Der Klassiker “Emilia Galotti” von G. E. Lessing sollte mithilfe der Tablets neu bzw. digital gelesen, bearbeitet und erarbeitet werden. Hierbei stand der handlungs- und produktionsorientierte Unterricht im Vordergrund. Die wesentlichen Inhalte des bürgerlichen Trauerspiels sollten hierbei mit den Tablets erarbeitet werden.

Einsatz der digitalen Unterrichtsmittel

Der digitale Text wurde bei “Projekt Gutenberg online” gelesen und bearbeitet, indem Textstellen in S Note kopiert und von den SuS bearbeitet wurden. Das Tablet diente als Heftersatz, aber auch als Verteiler von Arbeitsblättern. Standbilder wurden fotografiert und bearbeitet, gleichzeitig wurde die Möglichkeit der Internetrecherche genutzt. Schülerergebnisse wurden am Monitor für alle präsentiert und diskutiert.

Die Umsetzung

Das Werk wurde auf den Tablets gelesen und bearbeitet. Die klassischen Unterrichtsthemen einer Lektüreeinheit (Figurenkonstellation, Stoffe und Motive, Szenenanalyse) wurden hierbei den neuen Möglichkeiten des digitalen Unterrichts angepasst. Schaubilder, Tabellen, Textbearbeitung usw. wurden von den SuS am Tablet erstellt und zur Sicherung am Monitor für alle gezeigt und besprochen. Hierbei wurden ebenfalls Präsentationstechniken vertiefend geschult. Arbeitsmaterialien wurden den SuSn ebenfalls digital zur Verfügung gestellt, die Sicherung der Arbeitsergebnisse erfolgte dann von Schülerseite durch Zusenden via E-Mail oder Bluetooth aufs Handy oder durch Speichern auf der eigenen SD-Card.
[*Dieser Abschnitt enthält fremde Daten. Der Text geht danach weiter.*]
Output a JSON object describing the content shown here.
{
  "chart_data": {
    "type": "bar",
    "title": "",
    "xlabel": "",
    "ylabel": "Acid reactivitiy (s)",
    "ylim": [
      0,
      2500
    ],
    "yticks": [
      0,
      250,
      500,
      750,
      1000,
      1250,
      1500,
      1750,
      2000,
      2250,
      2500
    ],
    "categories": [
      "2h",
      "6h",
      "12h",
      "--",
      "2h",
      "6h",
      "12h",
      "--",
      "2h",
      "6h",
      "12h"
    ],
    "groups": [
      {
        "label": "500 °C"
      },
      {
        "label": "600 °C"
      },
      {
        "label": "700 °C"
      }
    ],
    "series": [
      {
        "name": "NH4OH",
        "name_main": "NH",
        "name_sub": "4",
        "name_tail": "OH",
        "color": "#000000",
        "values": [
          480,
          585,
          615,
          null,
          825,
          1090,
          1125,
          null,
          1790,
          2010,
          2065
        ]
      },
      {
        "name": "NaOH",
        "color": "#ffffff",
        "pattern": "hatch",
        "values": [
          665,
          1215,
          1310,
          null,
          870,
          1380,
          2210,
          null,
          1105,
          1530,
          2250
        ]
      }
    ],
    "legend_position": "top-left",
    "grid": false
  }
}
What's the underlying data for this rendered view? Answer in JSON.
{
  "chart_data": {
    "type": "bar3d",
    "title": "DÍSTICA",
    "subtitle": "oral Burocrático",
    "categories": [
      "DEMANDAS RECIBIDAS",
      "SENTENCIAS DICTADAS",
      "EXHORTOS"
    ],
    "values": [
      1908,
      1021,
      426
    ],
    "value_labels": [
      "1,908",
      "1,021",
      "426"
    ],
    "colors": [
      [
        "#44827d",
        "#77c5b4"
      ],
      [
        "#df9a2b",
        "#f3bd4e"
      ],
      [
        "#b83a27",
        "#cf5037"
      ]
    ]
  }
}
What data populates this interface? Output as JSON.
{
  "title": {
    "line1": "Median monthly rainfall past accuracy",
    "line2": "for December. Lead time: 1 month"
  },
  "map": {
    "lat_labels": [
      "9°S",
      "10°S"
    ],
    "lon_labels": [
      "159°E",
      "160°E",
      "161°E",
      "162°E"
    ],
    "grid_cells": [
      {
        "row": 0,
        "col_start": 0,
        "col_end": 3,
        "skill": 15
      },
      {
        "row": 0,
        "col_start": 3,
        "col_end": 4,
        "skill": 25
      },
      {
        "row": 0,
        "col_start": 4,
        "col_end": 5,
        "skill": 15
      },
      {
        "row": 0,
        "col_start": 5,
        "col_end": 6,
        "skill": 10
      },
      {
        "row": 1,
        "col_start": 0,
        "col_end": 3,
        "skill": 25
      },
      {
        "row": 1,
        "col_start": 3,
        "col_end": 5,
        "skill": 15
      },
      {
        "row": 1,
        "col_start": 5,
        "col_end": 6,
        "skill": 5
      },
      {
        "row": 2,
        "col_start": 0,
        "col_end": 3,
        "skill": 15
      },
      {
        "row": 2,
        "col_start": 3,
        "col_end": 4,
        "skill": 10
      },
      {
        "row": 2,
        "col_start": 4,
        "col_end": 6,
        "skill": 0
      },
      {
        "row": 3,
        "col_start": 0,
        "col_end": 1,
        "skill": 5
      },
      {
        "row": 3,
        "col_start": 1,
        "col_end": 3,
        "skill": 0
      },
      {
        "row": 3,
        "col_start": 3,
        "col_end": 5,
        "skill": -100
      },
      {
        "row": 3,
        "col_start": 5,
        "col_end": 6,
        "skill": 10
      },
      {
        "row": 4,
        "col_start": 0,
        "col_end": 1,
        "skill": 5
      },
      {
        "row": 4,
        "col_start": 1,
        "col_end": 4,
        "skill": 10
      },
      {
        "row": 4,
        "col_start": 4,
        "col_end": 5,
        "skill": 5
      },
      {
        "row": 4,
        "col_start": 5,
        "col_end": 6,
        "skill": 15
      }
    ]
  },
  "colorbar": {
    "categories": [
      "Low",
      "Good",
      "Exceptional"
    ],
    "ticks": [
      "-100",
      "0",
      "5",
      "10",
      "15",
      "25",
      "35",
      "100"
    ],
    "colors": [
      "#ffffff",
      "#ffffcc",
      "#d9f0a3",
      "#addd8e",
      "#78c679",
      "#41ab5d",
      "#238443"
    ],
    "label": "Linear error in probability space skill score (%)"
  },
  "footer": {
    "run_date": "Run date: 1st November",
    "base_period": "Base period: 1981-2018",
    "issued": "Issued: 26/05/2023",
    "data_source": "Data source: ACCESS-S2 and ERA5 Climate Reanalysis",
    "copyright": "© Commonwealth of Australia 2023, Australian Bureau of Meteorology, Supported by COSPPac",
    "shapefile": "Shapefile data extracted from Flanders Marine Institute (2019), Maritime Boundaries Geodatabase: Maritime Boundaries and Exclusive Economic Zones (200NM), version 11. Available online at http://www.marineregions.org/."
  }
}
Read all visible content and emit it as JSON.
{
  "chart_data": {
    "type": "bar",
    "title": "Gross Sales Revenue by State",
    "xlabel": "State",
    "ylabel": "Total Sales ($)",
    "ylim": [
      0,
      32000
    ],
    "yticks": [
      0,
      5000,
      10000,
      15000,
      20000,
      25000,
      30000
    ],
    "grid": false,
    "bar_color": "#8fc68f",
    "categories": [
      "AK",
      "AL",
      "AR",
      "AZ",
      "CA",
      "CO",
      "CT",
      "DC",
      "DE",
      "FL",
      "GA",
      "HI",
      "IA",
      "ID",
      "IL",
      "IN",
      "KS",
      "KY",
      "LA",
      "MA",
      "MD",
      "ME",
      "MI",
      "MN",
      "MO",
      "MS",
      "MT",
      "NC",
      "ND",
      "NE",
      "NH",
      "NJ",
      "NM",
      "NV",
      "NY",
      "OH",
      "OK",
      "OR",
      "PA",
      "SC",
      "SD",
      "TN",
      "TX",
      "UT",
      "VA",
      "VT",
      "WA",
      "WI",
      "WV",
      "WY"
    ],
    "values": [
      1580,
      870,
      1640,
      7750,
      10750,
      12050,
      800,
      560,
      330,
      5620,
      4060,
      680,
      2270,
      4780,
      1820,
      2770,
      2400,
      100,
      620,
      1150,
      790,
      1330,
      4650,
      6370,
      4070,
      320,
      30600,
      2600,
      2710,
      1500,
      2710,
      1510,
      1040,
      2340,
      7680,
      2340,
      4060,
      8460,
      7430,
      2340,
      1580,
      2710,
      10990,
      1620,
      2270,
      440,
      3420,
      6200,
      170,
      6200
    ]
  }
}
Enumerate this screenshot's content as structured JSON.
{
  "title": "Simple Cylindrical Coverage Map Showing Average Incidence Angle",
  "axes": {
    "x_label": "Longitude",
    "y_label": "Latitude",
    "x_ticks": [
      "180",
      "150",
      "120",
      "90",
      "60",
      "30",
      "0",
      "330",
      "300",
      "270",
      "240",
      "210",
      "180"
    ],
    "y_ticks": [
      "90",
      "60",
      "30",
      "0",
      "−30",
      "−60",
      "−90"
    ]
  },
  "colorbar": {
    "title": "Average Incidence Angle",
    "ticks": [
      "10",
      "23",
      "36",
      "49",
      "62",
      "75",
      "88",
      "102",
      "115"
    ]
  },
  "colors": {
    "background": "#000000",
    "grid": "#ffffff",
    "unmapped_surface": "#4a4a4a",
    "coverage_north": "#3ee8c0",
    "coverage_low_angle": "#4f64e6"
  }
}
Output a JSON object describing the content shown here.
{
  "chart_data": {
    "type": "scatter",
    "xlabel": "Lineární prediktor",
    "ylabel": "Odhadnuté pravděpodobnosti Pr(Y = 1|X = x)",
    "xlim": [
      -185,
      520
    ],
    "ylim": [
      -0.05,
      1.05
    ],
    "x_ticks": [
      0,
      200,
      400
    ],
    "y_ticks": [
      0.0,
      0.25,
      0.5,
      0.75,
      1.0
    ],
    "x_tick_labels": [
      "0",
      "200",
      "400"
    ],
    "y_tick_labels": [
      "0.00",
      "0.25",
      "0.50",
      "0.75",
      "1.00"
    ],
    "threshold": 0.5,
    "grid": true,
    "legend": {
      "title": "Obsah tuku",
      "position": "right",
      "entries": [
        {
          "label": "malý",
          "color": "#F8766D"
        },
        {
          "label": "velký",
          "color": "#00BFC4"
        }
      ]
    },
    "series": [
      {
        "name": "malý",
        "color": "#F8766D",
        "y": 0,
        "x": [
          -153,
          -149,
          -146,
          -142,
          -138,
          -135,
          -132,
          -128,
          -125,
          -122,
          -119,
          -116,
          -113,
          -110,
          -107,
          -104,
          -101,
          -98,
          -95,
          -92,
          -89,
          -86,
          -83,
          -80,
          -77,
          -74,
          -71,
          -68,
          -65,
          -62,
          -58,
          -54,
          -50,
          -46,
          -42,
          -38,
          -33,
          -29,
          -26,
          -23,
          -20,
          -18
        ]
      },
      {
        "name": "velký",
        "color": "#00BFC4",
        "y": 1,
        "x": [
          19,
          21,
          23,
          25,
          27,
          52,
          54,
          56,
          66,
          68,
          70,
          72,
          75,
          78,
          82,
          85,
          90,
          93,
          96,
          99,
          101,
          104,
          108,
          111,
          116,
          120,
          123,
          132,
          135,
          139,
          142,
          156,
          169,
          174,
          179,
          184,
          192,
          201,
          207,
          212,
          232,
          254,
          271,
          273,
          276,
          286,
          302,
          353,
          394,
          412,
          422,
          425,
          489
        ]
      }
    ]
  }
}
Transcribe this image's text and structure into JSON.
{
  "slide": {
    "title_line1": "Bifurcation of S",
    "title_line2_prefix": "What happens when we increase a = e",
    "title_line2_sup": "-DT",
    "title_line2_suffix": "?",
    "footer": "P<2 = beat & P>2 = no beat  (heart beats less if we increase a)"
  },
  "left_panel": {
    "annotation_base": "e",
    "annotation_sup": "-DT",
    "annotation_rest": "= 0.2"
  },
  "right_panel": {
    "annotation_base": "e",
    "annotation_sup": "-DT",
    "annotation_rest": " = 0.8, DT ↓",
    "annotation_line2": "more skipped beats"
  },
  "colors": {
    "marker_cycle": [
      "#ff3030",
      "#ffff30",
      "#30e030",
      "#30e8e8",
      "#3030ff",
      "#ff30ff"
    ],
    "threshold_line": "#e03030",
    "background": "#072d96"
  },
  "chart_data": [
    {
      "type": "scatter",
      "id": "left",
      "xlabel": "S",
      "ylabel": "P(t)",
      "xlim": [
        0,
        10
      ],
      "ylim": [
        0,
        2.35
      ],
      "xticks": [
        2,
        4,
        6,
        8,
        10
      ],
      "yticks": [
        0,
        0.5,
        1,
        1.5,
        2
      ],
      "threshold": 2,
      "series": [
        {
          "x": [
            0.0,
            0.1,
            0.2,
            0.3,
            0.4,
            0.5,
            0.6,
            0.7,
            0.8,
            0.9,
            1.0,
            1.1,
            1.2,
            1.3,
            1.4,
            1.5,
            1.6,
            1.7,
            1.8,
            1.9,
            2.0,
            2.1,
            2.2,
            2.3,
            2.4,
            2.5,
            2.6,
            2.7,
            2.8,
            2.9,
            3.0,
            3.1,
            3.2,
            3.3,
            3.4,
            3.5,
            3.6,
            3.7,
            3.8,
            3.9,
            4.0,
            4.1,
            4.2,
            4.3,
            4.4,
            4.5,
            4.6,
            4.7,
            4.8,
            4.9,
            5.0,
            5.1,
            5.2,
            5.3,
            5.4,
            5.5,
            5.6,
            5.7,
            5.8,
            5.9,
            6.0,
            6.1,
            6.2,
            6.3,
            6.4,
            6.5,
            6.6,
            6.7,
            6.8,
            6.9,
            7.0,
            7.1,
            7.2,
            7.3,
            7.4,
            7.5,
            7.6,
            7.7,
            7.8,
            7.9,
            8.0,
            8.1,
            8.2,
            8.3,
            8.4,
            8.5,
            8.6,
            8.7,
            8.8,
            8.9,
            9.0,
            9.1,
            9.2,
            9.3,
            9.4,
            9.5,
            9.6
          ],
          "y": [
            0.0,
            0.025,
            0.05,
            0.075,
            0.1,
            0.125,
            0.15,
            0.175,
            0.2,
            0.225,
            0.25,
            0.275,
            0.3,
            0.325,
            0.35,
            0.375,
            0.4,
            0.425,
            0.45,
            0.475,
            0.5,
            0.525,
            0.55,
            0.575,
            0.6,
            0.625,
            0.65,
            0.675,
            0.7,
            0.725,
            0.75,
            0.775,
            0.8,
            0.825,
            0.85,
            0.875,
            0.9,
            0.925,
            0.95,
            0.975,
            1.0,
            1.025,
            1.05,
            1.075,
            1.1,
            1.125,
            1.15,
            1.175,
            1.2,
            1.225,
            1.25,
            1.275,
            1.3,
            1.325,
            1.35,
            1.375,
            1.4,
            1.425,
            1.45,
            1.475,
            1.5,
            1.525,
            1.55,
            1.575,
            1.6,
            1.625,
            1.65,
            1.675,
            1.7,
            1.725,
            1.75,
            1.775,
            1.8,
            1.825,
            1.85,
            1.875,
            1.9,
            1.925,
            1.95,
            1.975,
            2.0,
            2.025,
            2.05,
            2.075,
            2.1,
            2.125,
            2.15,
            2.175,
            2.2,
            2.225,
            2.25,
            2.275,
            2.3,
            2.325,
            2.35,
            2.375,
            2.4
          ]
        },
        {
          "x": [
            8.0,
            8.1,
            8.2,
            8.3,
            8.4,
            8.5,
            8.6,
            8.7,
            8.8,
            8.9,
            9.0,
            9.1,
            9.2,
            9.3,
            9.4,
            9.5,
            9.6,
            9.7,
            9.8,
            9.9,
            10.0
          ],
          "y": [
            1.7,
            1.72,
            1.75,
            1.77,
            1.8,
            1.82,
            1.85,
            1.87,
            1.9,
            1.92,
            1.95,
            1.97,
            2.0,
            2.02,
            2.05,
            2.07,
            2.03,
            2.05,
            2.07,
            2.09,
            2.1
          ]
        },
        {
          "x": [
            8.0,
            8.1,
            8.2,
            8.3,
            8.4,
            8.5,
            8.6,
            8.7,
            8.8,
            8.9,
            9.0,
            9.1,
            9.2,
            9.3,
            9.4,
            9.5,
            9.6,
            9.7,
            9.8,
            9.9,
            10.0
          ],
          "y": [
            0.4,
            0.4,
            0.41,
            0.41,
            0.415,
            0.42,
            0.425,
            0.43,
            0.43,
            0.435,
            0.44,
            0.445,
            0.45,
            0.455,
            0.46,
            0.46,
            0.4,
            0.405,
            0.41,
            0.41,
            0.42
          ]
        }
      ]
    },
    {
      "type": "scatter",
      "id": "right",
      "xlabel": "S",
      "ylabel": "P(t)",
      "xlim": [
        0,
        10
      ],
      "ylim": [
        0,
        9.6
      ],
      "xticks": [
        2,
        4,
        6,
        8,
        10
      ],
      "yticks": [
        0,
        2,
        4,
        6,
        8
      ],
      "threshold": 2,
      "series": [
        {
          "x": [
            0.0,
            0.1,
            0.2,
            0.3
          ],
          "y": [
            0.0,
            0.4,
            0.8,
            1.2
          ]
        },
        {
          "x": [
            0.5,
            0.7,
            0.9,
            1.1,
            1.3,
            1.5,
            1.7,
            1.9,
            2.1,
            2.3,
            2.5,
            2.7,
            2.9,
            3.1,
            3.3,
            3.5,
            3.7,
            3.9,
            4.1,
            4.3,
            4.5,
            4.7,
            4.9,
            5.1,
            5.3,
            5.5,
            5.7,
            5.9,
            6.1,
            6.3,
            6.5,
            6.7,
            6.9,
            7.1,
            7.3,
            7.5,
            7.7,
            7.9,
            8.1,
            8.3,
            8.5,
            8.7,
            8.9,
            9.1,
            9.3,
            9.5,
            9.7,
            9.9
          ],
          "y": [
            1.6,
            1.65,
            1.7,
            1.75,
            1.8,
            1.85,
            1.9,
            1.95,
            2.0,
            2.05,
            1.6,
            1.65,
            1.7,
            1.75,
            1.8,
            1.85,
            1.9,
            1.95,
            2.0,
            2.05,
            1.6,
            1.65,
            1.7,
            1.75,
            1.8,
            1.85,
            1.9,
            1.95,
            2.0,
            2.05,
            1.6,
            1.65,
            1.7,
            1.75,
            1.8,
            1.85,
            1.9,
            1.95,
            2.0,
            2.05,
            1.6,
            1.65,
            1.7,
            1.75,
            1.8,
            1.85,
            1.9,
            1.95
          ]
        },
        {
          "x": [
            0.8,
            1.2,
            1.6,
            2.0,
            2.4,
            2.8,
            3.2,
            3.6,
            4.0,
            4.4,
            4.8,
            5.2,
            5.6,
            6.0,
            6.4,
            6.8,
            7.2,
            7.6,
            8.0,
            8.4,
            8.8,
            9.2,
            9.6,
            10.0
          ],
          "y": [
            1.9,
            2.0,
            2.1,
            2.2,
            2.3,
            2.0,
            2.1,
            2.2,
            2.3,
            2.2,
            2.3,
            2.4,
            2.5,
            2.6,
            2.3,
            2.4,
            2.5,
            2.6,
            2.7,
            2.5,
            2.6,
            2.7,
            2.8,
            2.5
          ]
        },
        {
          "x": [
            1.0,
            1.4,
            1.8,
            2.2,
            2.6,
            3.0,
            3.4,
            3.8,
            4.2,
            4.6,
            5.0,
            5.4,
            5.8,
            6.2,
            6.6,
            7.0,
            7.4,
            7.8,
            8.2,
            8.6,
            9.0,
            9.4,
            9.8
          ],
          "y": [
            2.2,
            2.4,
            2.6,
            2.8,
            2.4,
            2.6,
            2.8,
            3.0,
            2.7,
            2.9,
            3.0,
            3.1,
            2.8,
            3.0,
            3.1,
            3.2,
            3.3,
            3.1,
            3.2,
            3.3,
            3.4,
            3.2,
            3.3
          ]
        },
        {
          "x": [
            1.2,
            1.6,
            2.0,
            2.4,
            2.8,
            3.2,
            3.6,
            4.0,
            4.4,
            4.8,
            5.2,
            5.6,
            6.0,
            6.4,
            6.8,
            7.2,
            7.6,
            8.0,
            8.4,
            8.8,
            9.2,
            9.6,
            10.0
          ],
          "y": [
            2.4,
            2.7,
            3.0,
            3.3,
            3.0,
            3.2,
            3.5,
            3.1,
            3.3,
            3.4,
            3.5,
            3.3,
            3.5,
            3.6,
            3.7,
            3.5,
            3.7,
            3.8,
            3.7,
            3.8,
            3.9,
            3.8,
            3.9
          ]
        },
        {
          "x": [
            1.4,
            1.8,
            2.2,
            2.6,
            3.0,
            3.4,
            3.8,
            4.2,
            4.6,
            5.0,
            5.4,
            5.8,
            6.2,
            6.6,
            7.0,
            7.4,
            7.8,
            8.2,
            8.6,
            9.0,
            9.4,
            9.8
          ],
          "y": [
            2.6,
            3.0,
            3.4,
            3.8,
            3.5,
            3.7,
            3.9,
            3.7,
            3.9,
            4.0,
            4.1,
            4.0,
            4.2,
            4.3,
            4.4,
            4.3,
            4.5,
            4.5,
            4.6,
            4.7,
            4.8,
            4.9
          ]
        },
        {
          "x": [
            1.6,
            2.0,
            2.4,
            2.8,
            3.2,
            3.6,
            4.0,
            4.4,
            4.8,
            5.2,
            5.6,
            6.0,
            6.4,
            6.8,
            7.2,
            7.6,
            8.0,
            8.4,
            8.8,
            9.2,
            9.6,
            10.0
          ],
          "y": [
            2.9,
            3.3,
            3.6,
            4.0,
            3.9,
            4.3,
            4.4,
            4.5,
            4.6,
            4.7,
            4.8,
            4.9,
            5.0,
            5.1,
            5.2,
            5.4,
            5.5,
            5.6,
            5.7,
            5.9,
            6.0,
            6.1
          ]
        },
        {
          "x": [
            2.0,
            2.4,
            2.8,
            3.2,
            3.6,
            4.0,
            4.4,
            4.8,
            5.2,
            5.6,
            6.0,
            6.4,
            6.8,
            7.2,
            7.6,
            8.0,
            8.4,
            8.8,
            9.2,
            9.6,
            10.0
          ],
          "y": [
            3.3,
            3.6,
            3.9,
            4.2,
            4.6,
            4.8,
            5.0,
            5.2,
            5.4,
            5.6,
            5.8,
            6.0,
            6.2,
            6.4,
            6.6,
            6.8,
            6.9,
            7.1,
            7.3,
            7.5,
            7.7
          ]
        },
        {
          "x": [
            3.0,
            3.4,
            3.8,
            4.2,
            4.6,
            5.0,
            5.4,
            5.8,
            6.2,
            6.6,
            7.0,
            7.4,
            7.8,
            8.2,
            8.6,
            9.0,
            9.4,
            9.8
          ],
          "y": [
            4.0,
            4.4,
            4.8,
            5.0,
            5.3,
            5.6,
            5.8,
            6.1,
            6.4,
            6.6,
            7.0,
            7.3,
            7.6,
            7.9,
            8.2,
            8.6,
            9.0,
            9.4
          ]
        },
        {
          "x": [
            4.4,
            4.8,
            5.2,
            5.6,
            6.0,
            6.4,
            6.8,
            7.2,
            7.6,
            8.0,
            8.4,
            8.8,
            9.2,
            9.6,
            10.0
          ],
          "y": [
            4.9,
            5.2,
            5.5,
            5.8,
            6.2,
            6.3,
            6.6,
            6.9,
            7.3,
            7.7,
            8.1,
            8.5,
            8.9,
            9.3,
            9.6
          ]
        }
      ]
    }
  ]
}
Hausaufgaben wurden jedoch, da die Tablets nicht mit nach Hause genommen werden durften, auf die klassische Weise erledigt und dienten dadurch primär der Vorbereitung der nächsten Stunde, sodass Ergebnisse dann schneller mit den Tablets erstellt werden konnten. Zu Hause war den SuSn dann frei überlassen, ob sie “Emilia” digital oder als Buch lesen. Aufgrund der kreativen Bearbeitungsmöglichkeiten arbeiteten die SuS überwiegend mit S Note.

Ergebnisse

Die Klassenarbeit als Leistungsnachweis hat gezeigt, dass die SuS trotz der Tablet-Arbeit im Vordergrund dennoch den inhaltlichen und auf das Werk bezogenen Lernstoff verstanden haben. Für die Schule hat sich ein gesteigertes Interesse an den Tablets als Klassensatz ergeben (Schulleitung, Kollegium).